1. Welcher Punkt wäre das?
2. Was würdet ihr verändern?
3. Warum würdet ihr es verändern?
4. Wie würdet ihr das tun?
5. Welche Auswirkungen könnte die Veränderung haben, einerseits für euch, andererseits für die restliche Welt?


Wer gerade mit seinen Lebensumständen im Clinch liegt, dem schießen schnell einmal so Gedanken durch den Kopf wie "ich wünschte, ich hätte letztes Jahr nicht diese spontane Entscheidung getroffen ..." oder "wäre ich doch nur vorher geduldiger gewesen, statt gleich das Kind mit dem Bade auszuschütten ..." - um ein paar x-beliebige Fehlentscheidungs-Möglichkeiten aus dem vollen Angebot des Lebens zu schöpfen.
Wenn ich nun aber genau eines, nämich das entscheidende Ereignis herauspicken muss, dessen Veränderung die Waagschale des Schicksals nachhaltig zu meinen Gunsten verändern könnte, erfordert das eine ganz grundsätzliche Gewissens- und Vergangenheitserforschung.
- Wo war denn die Weggabelung, an der ich die Abzweigung zum Jackpot verpasst habe?
- Woher nehme ich überhaupt die Sicherheit, dass für jeden das große Los bereit steht?
- Wer sagt mir, dass nicht genau jetzt, genau hier und genau auf dieser Route das Glück auf mich wartet, wenn ich nur noch ein paar Schritte weitergehe?
- Was will ich denn überhaupt mit meinem Leben anfangen? Wozu bin ich hier?

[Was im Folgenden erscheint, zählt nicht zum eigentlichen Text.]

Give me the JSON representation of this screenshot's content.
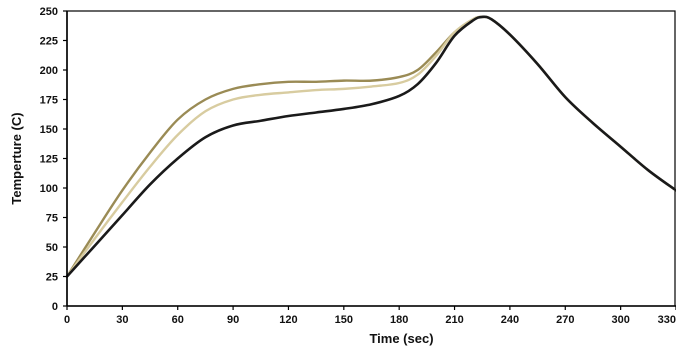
{
  "chart_data": {
    "type": "line",
    "title": "",
    "xlabel": "Time (sec)",
    "ylabel": "Temperture (C)",
    "xlim": [
      0,
      330
    ],
    "ylim": [
      0,
      250
    ],
    "xticks": [
      0,
      30,
      60,
      90,
      120,
      150,
      180,
      210,
      240,
      270,
      300,
      330
    ],
    "yticks": [
      0,
      25,
      50,
      75,
      100,
      125,
      150,
      175,
      200,
      225,
      250
    ],
    "grid": false,
    "legend": "none",
    "series": [
      {
        "color": "#9a8b55",
        "x": [
          0,
          15,
          30,
          45,
          60,
          75,
          90,
          105,
          120,
          135,
          150,
          165,
          180,
          190,
          200,
          210,
          220,
          225,
          230,
          240,
          255,
          270,
          285,
          300,
          315,
          330
        ],
        "y": [
          25,
          62,
          98,
          130,
          158,
          175,
          184,
          188,
          190,
          190,
          191,
          191,
          194,
          200,
          215,
          232,
          243,
          245,
          243,
          230,
          205,
          177,
          155,
          135,
          115,
          98
        ]
      },
      {
        "color": "#d8cca0",
        "x": [
          0,
          15,
          30,
          45,
          60,
          75,
          90,
          105,
          120,
          135,
          150,
          165,
          180,
          190,
          200,
          210,
          220,
          225,
          230,
          240,
          255,
          270,
          285,
          300,
          315,
          330
        ],
        "y": [
          25,
          57,
          88,
          118,
          145,
          165,
          175,
          179,
          181,
          183,
          184,
          186,
          189,
          196,
          212,
          232,
          243,
          245,
          243,
          230,
          205,
          177,
          155,
          135,
          115,
          98
        ]
      },
      {
        "color": "#1a1a1a",
        "x": [
          0,
          15,
          30,
          45,
          60,
          75,
          90,
          105,
          120,
          135,
          150,
          165,
          180,
          190,
          200,
          210,
          220,
          225,
          230,
          240,
          255,
          270,
          285,
          300,
          315,
          330
        ],
        "y": [
          25,
          51,
          77,
          103,
          125,
          143,
          153,
          157,
          161,
          164,
          167,
          171,
          178,
          188,
          206,
          229,
          242,
          245,
          243,
          230,
          205,
          177,
          155,
          135,
          115,
          98
        ]
      }
    ]
  }
}
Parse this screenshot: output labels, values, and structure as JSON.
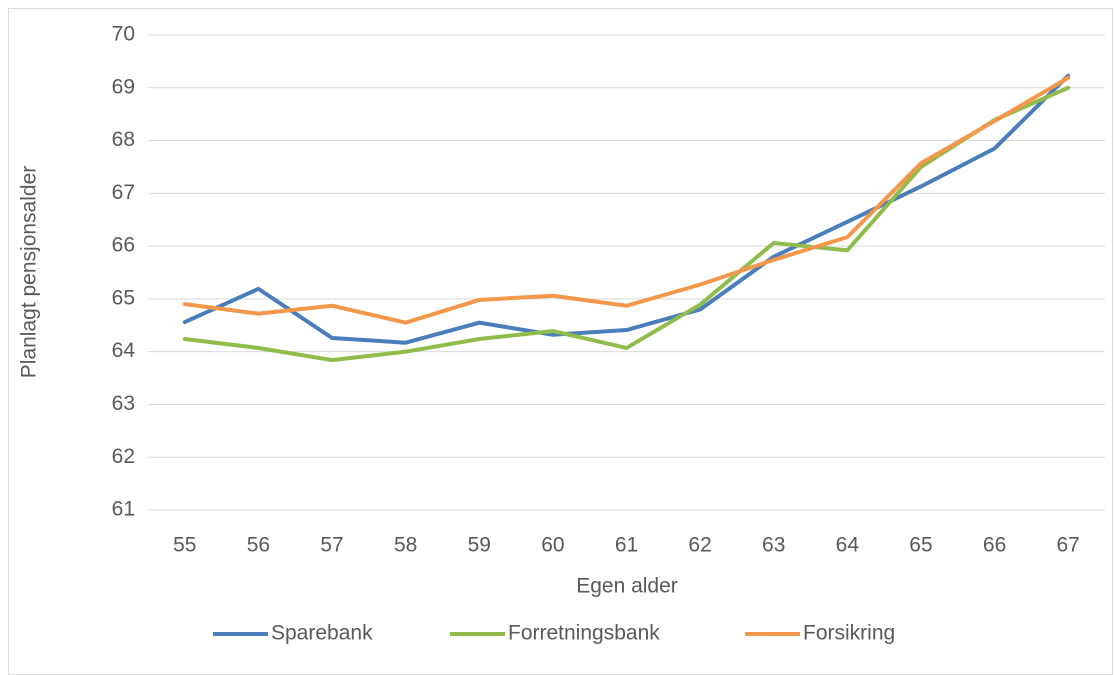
{
  "chart_data": {
    "type": "line",
    "x_label": "Egen alder",
    "y_label": "Planlagt pensjonsalder",
    "categories": [
      "55",
      "56",
      "57",
      "58",
      "59",
      "60",
      "61",
      "62",
      "63",
      "64",
      "65",
      "66",
      "67"
    ],
    "series": [
      {
        "name": "Sparebank",
        "color": "#4a7ebb",
        "values": [
          64.56,
          65.19,
          64.26,
          64.17,
          64.55,
          64.32,
          64.41,
          64.8,
          65.8,
          66.46,
          67.13,
          67.85,
          69.23
        ]
      },
      {
        "name": "Forretningsbank",
        "color": "#8fbc4a",
        "values": [
          64.24,
          64.07,
          63.84,
          64.0,
          64.24,
          64.39,
          64.07,
          64.89,
          66.06,
          65.92,
          67.5,
          68.39,
          69.0
        ]
      },
      {
        "name": "Forsikring",
        "color": "#f3974a",
        "values": [
          64.9,
          64.72,
          64.87,
          64.55,
          64.98,
          65.06,
          64.87,
          65.27,
          65.74,
          66.17,
          67.57,
          68.37,
          69.19
        ]
      }
    ],
    "ylim": [
      61,
      70
    ],
    "yticks": [
      61,
      62,
      63,
      64,
      65,
      66,
      67,
      68,
      69,
      70
    ],
    "grid": true,
    "legend": "bottom"
  }
}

Je mehr dieser "W-Fragen" auf mich einprasseln, desto schwerer fällt es mir, ein Ereignis aus meiner Vergangenheit herauszufiltern, das dafür zuständig wäre, warum ich heute mit meinem Leben nicht glücklich und zufrieden sein sollte.
Kann nicht genau diese Person, die aus den vergangenen Entscheidungen und Erlebnissen zu dem "Ich" geworden ist, das mich heute ausmacht, die Träume verwirklichen, die ich im Herzen trage? Könnte es eine andere besser? Eine, die ich wäre, wenn ich an einem Punkt meines Lebens am Rad des Schicksals drehen könnte?

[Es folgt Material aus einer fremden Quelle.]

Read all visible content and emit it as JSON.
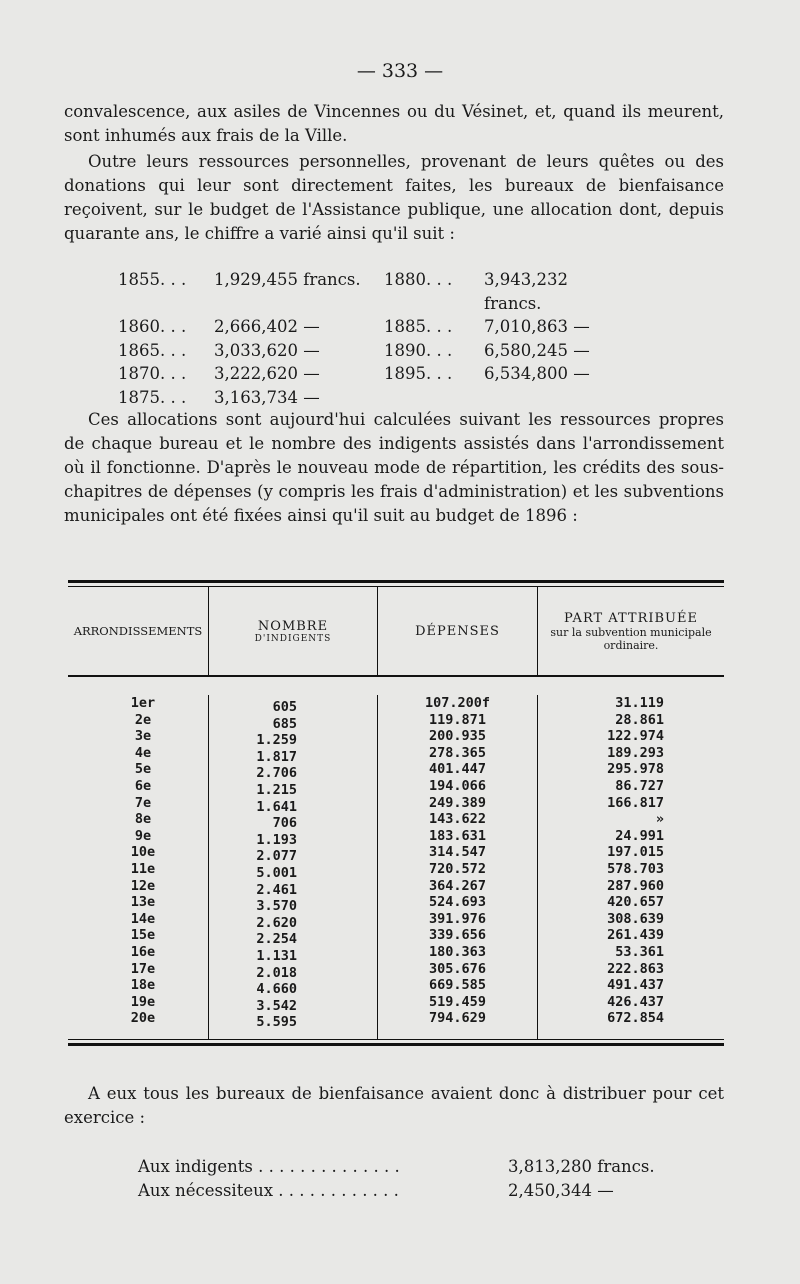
{
  "page_number": "— 333 —",
  "para1": "convalescence, aux asiles de Vincennes ou du Vésinet, et, quand ils meurent, sont inhumés aux frais de la Ville.",
  "para2": "Outre leurs ressources personnelles, provenant de leurs quêtes ou des donations qui leur sont directement faites, les bureaux de bienfaisance reçoivent, sur le budget de l'Assistance publique, une allocation dont, depuis quarante ans, le chiffre a varié ainsi qu'il suit :",
  "allocations": [
    {
      "year": "1855. . .",
      "amount": "1,929,455 francs.",
      "year2": "1880. . .",
      "amount2": "3,943,232 francs."
    },
    {
      "year": "1860. . .",
      "amount": "2,666,402 —",
      "year2": "1885. . .",
      "amount2": "7,010,863 —"
    },
    {
      "year": "1865. . .",
      "amount": "3,033,620 —",
      "year2": "1890. . .",
      "amount2": "6,580,245 —"
    },
    {
      "year": "1870. . .",
      "amount": "3,222,620 —",
      "year2": "1895. . .",
      "amount2": "6,534,800 —"
    },
    {
      "year": "1875. . .",
      "amount": "3,163,734 —",
      "year2": "",
      "amount2": ""
    }
  ],
  "para3": "Ces allocations sont aujourd'hui calculées suivant les ressources propres de chaque bureau et le nombre des indigents assistés dans l'arrondissement où il fonctionne. D'après le nouveau mode de répartition, les crédits des sous-chapitres de dépenses (y compris les frais d'administration) et les subventions municipales ont été fixées ainsi qu'il suit au budget de 1896 :",
  "table": {
    "headers": {
      "arr": "ARRONDISSEMENTS",
      "nombre": "NOMBRE",
      "nombre_sub": "D'INDIGENTS",
      "depenses": "DÉPENSES",
      "part": "PART ATTRIBUÉE",
      "part_sub": "sur la subvention municipale ordinaire."
    },
    "arr": [
      "1er",
      "2e",
      "3e",
      "4e",
      "5e",
      "6e",
      "7e",
      "8e",
      "9e",
      "10e",
      "11e",
      "12e",
      "13e",
      "14e",
      "15e",
      "16e",
      "17e",
      "18e",
      "19e",
      "20e"
    ],
    "nombre": [
      "605",
      "685",
      "1.259",
      "1.817",
      "2.706",
      "1.215",
      "1.641",
      "706",
      "1.193",
      "2.077",
      "5.001",
      "2.461",
      "3.570",
      "2.620",
      "2.254",
      "1.131",
      "2.018",
      "4.660",
      "3.542",
      "5.595"
    ],
    "depenses": [
      "107.200f",
      "119.871",
      "200.935",
      "278.365",
      "401.447",
      "194.066",
      "249.389",
      "143.622",
      "183.631",
      "314.547",
      "720.572",
      "364.267",
      "524.693",
      "391.976",
      "339.656",
      "180.363",
      "305.676",
      "669.585",
      "519.459",
      "794.629"
    ],
    "part": [
      "31.119",
      "28.861",
      "122.974",
      "189.293",
      "295.978",
      "86.727",
      "166.817",
      "»",
      "24.991",
      "197.015",
      "578.703",
      "287.960",
      "420.657",
      "308.639",
      "261.439",
      "53.361",
      "222.863",
      "491.437",
      "426.437",
      "672.854"
    ]
  },
  "para4": "A eux tous les bureaux de bienfaisance avaient donc à distribuer pour cet exercice :",
  "totals": [
    {
      "label": "Aux indigents . . . . . . . . . . . . . .",
      "value": "3,813,280 francs."
    },
    {
      "label": "Aux nécessiteux . . . . . . . . . . . .",
      "value": "2,450,344 —"
    }
  ]
}
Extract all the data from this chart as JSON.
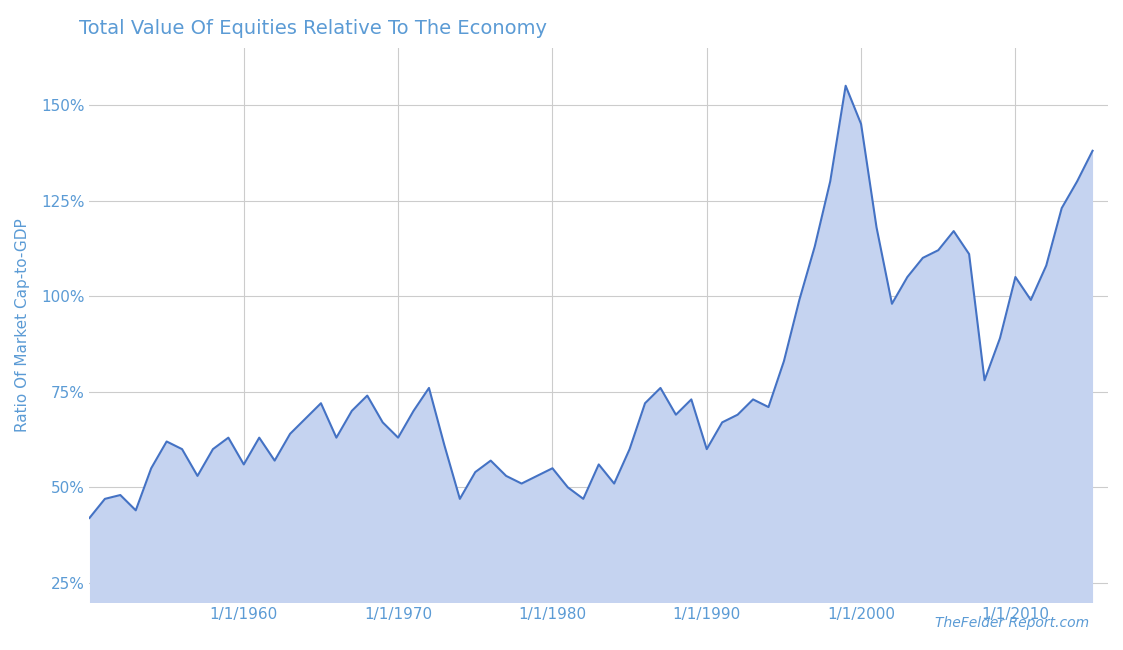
{
  "title": "Total Value Of Equities Relative To The Economy",
  "ylabel": "Ratio Of Market Cap-to-GDP",
  "watermark": "TheFelder Report.com",
  "title_color": "#5b9bd5",
  "ylabel_color": "#5b9bd5",
  "line_color": "#4472c4",
  "fill_color": "#c5d3f0",
  "grid_color": "#cccccc",
  "background_color": "#ffffff",
  "watermark_color": "#5b9bd5",
  "yticks": [
    0.25,
    0.5,
    0.75,
    1.0,
    1.25,
    1.5
  ],
  "ytick_labels": [
    "25%",
    "50%",
    "75%",
    "100%",
    "125%",
    "150%"
  ],
  "ylim": [
    0.2,
    1.65
  ],
  "xtick_labels": [
    "1/1/1960",
    "1/1/1970",
    "1/1/1980",
    "1/1/1990",
    "1/1/2000",
    "1/1/2010"
  ],
  "data": {
    "years": [
      1950,
      1951,
      1952,
      1953,
      1954,
      1955,
      1956,
      1957,
      1958,
      1959,
      1960,
      1961,
      1962,
      1963,
      1964,
      1965,
      1966,
      1967,
      1968,
      1969,
      1970,
      1971,
      1972,
      1973,
      1974,
      1975,
      1976,
      1977,
      1978,
      1979,
      1980,
      1981,
      1982,
      1983,
      1984,
      1985,
      1986,
      1987,
      1988,
      1989,
      1990,
      1991,
      1992,
      1993,
      1994,
      1995,
      1996,
      1997,
      1998,
      1999,
      2000,
      2001,
      2002,
      2003,
      2004,
      2005,
      2006,
      2007,
      2008,
      2009,
      2010,
      2011,
      2012,
      2013,
      2014,
      2015
    ],
    "values": [
      0.42,
      0.47,
      0.48,
      0.44,
      0.55,
      0.62,
      0.6,
      0.53,
      0.6,
      0.63,
      0.56,
      0.63,
      0.57,
      0.64,
      0.68,
      0.72,
      0.63,
      0.7,
      0.74,
      0.67,
      0.63,
      0.7,
      0.76,
      0.61,
      0.47,
      0.54,
      0.57,
      0.53,
      0.51,
      0.53,
      0.55,
      0.5,
      0.47,
      0.56,
      0.51,
      0.6,
      0.72,
      0.76,
      0.69,
      0.73,
      0.6,
      0.67,
      0.69,
      0.73,
      0.71,
      0.83,
      0.99,
      1.13,
      1.3,
      1.55,
      1.45,
      1.18,
      0.98,
      1.05,
      1.1,
      1.12,
      1.17,
      1.11,
      0.78,
      0.89,
      1.05,
      0.99,
      1.08,
      1.23,
      1.3,
      1.38
    ]
  }
}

Ich gebe es ehrlich zu: Es gab immer wieder Momente in meinem Leben (und die liegen gar nicht so lange zurück), zu denen ich mir gewünscht habe, nicht zum hundertsten Mal in die gleiche Falle getreten zu sein. Nicht wieder einmal zu unüberlegt gehandelt und zu kurzsichtig entschieden zu haben. Und ich befürchte, es werden noch jede Menge dieser Momente nachkommen. Und wenn nicht die gleichen, dann finden sich bestimmt neue Tretminen.
Also je länger ich darüber nachdenke, desto sicherer wird meine Entscheidung:
Nein danke! Ich verzichte! Ich krabble aus dem Kaninchenloch zurück so schnell ich kann. Und plumpse in mein patschertes Leben - weil es meines ist und ich es kein bisschen anders haben will. Weil ich nicht riskieren wollte, auch nur einen Menschen nicht mehr antreffen zu können, mich auch nur einmal nicht genauso verirren und wiederfinden zu lassen. Und weil ich überzeugt davon bin, dass ich ja doch von jedem x-beliebigen Punkt aus dem Zeitloch wieder genau auf meinem Hintern landen würde - und genau so soll es auch sein.

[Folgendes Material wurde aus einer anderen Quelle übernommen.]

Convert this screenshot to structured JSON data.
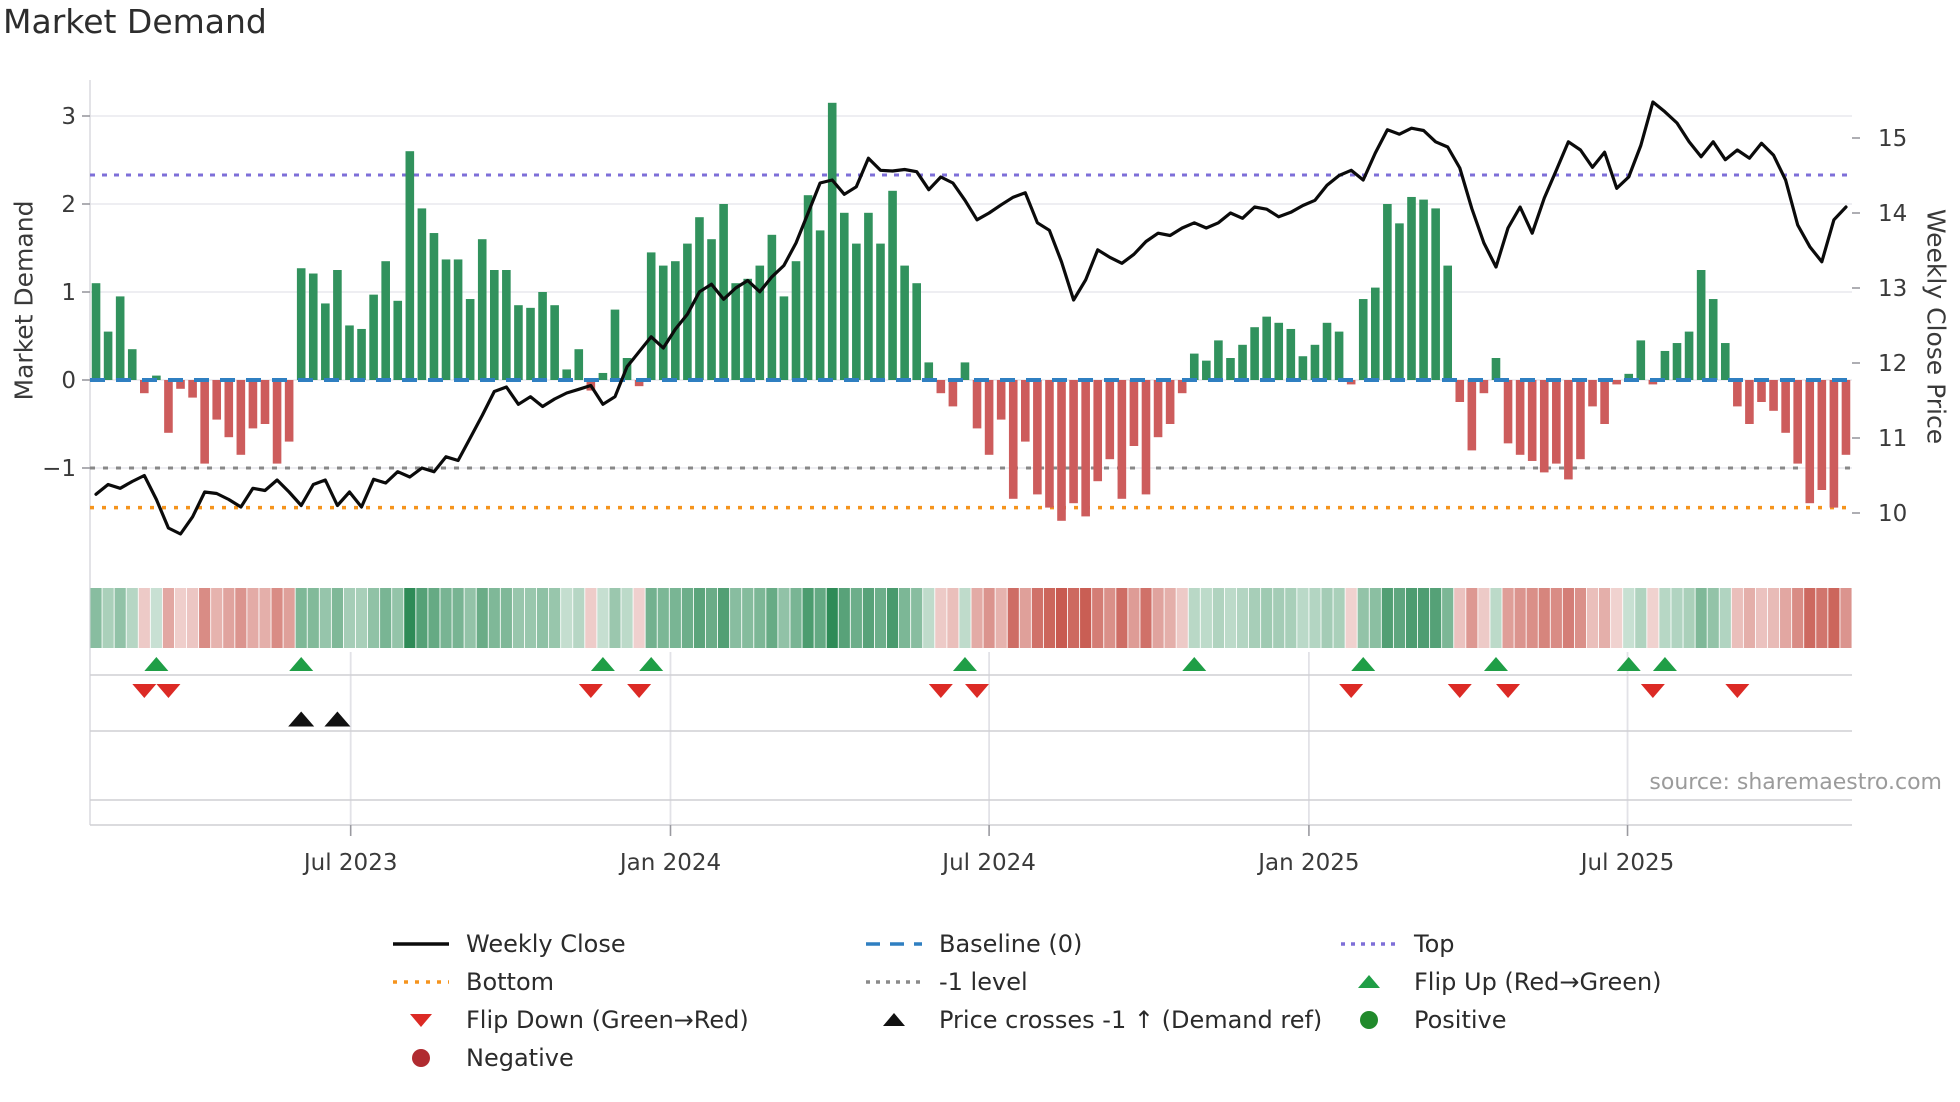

Dienstag, 28. Februar 2012

Regelauslegungen - Tag 4

Erstens: Es ist leichter, etwas zu unterlassen, als etwas aktiv schaffen zu müssen.
Zweitens: locker bleiben und das alles nicht so eng sehen.
Drittens: Mein Tag hat auch nur 24 Stunden. Und: Alles Geschriebene gilt. (Notlösung!)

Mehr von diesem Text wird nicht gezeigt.